The devices are connected and sending data to EnOS Cloud.
Goals and Data Preparation¶
Goal
The goal of this guide is to quality tag the AI type measurement point test_raw, and query the quality report of this measurement point.
Data Preparation
Model configuration: The model used in this guide (testModel) is configured as follows.
Feature Type |
Name |
Identifier |
Point Type |
Data Type |
---|---|---|---|---|
Measurement Point |
test_raw |
test_raw |
AI |
double |
Measurement Point |
test_raw_filter |
test_raw_filter |
AI |
double |
Measurement Point |
test_raw_dq |
test_raw_dq |
AI |
double |
Note
The test_raw measurement point is for ingesting raw data, the test_raw_filter measurement point is for receiving the data that is filtered by the specified threshold, and the test_raw_dq measurement point is for receiving the output of the raw data being processed by the stream processing engine with data quality tags.
Ensure that the both the input point and output point are of AI type.
Data connection: See Device Connection to complete the data ingestion for the test_raw measurement point.
Procedure¶
The steps for data quality tagging and generating quality reports are as follows.
Create and develop a stream processing job to quality tag the raw data.
Save, publish, and start the stream processing job.
View the data quality report.
Step 1: Create and develop a stream processing job to quality tag the raw data.¶
Download the StreamSets pipeline configuration template from https://support.envisioniot.com/docs/data-asset/en/2.1.0/_static/streamsets_pipeline_demo.json (right click the link and save the
streamsets_pipeline_demo.json
file to a local directory).Go to EnOS Management Console > Stream Processing > StreamSets, click the triangle beside the Create New Pipeline button, and select Import Pipeline.

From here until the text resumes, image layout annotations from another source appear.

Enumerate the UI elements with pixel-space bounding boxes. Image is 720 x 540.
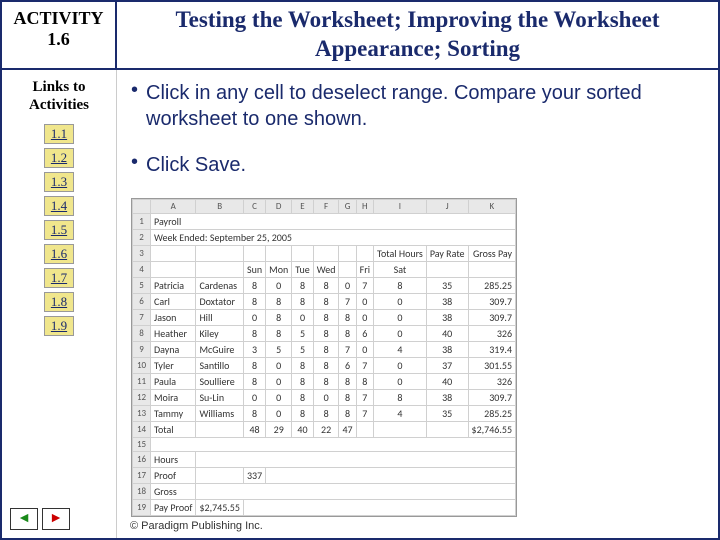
content-area: • Click in any cell to deselect range. C… bbox=[117, 70, 718, 538]
corner-cell bbox=[133, 199, 151, 213]
table-row: 5PatriciaCardenas808807835285.25 bbox=[133, 277, 516, 293]
table-row: 10TylerSantillo808867037301.55 bbox=[133, 357, 516, 373]
sidebar-link-1-1[interactable]: 1.1 bbox=[44, 124, 74, 144]
title-box: Testing the Worksheet; Improving the Wor… bbox=[117, 2, 718, 68]
cell-title: Payroll bbox=[151, 213, 516, 229]
table-row: 13TammyWilliams808887435285.25 bbox=[133, 405, 516, 421]
activity-number: 1.6 bbox=[6, 29, 111, 50]
col-h: H bbox=[356, 199, 373, 213]
bullet-icon: • bbox=[131, 80, 138, 100]
table-row: 8HeatherKiley885886040326 bbox=[133, 325, 516, 341]
sidebar-link-1-7[interactable]: 1.7 bbox=[44, 268, 74, 288]
col-f: F bbox=[313, 199, 339, 213]
col-g: G bbox=[339, 199, 356, 213]
col-d: D bbox=[266, 199, 292, 213]
body-row: Links to Activities 1.1 1.2 1.3 1.4 1.5 … bbox=[2, 70, 718, 538]
table-row: 7JasonHill080880038309.7 bbox=[133, 309, 516, 325]
sidebar-link-1-8[interactable]: 1.8 bbox=[44, 292, 74, 312]
bullet-1: • Click in any cell to deselect range. C… bbox=[131, 80, 704, 132]
next-button[interactable]: ► bbox=[42, 508, 70, 530]
col-c: C bbox=[243, 199, 265, 213]
table-row: 6CarlDoxtator888870038309.7 bbox=[133, 293, 516, 309]
sidebar-link-1-6[interactable]: 1.6 bbox=[44, 244, 74, 264]
bullet-2-text: Click Save. bbox=[146, 152, 704, 178]
bullet-2: • Click Save. bbox=[131, 152, 704, 178]
col-j: J bbox=[426, 199, 468, 213]
copyright-text: © Paradigm Publishing Inc. bbox=[130, 520, 263, 532]
activity-label: ACTIVITY bbox=[6, 8, 111, 29]
prev-button[interactable]: ◄ bbox=[10, 508, 38, 530]
nav-arrows: ◄ ► bbox=[10, 508, 70, 530]
col-headers: A B C D E F G H I J K bbox=[133, 199, 516, 213]
sidebar-link-1-4[interactable]: 1.4 bbox=[44, 196, 74, 216]
col-b: B bbox=[196, 199, 244, 213]
bullet-icon: • bbox=[131, 152, 138, 172]
sidebar-link-1-3[interactable]: 1.3 bbox=[44, 172, 74, 192]
page-title: Testing the Worksheet; Improving the Wor… bbox=[123, 6, 712, 64]
worksheet-screenshot: A B C D E F G H I J K 1Payroll 2Week End… bbox=[131, 198, 517, 517]
col-e: E bbox=[292, 199, 313, 213]
col-a: A bbox=[151, 199, 196, 213]
bullet-1-text: Click in any cell to deselect range. Com… bbox=[146, 80, 704, 132]
col-k: K bbox=[468, 199, 516, 213]
sidebar-heading: Links to Activities bbox=[6, 78, 112, 114]
sidebar-link-1-5[interactable]: 1.5 bbox=[44, 220, 74, 240]
slide-frame: ACTIVITY 1.6 Testing the Worksheet; Impr… bbox=[0, 0, 720, 540]
sidebar-link-1-2[interactable]: 1.2 bbox=[44, 148, 74, 168]
activity-box: ACTIVITY 1.6 bbox=[2, 2, 117, 68]
sidebar-link-1-9[interactable]: 1.9 bbox=[44, 316, 74, 336]
worksheet-table: A B C D E F G H I J K 1Payroll 2Week End… bbox=[132, 199, 516, 516]
totals-row: 14Total4829402247$2,746.55 bbox=[133, 421, 516, 437]
sidebar: Links to Activities 1.1 1.2 1.3 1.4 1.5 … bbox=[2, 70, 117, 538]
cell-subtitle: Week Ended: September 25, 2005 bbox=[151, 229, 516, 245]
header-row: ACTIVITY 1.6 Testing the Worksheet; Impr… bbox=[2, 2, 718, 70]
col-i: I bbox=[374, 199, 427, 213]
table-row: 11PaulaSoulliere808888040326 bbox=[133, 373, 516, 389]
table-row: 9DaynaMcGuire355870438319.4 bbox=[133, 341, 516, 357]
table-row: 12MoiraSu-Lin008087838309.7 bbox=[133, 389, 516, 405]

On the Import Pipeline window, enter a pipeline title and description, click Browse …, navigate to and select the configuration template file, and click Import.
Enter the editor and use the following StreamSets operators to edit the stream data processing job. Configuration of the Stages are as follows:
No. |
StreamSets Stage |
Parameter Configuration |
Description |
---|---|---|---|
1 |
Data Source |
|
Configure the data source. |
2 |
Point Selector |
Select Policy: testModel::test_raw |
Select the measurement point to be processed by the stream data processing job. |
3 |
MinMax Outlier |
|
Configure the threshold rules for the raw data: the threshold values for the input point is (0, 90.00), and the output point is test_raw_filter. |
4 |
Window Aggregator |
|
Configure the window aggregation rules: the window type is fixed window, the window size is set as 2 min, the latency is set as 0, and the aggregation algorithm is set as avg. |
5 |
Data Distination |
|
Configure the data output. |
The figure below shows the configuration of the stream data processing job:
Step 2: Save, publish, and start the stream processing job¶
After configuring the stream data processing job, click the Start icon to start the job. To view the job running status, return to the job list page.
Step 3: View the data quality report¶
Go to the EnOS Management Console > Data Quality module and enter the query conditions (Model: testModel; Measuring points: test_raw_filter and test_raw_dq) to query the data quality report of the measurement points. For details of viewing the data quality report, see Viewing the Data Quality Report.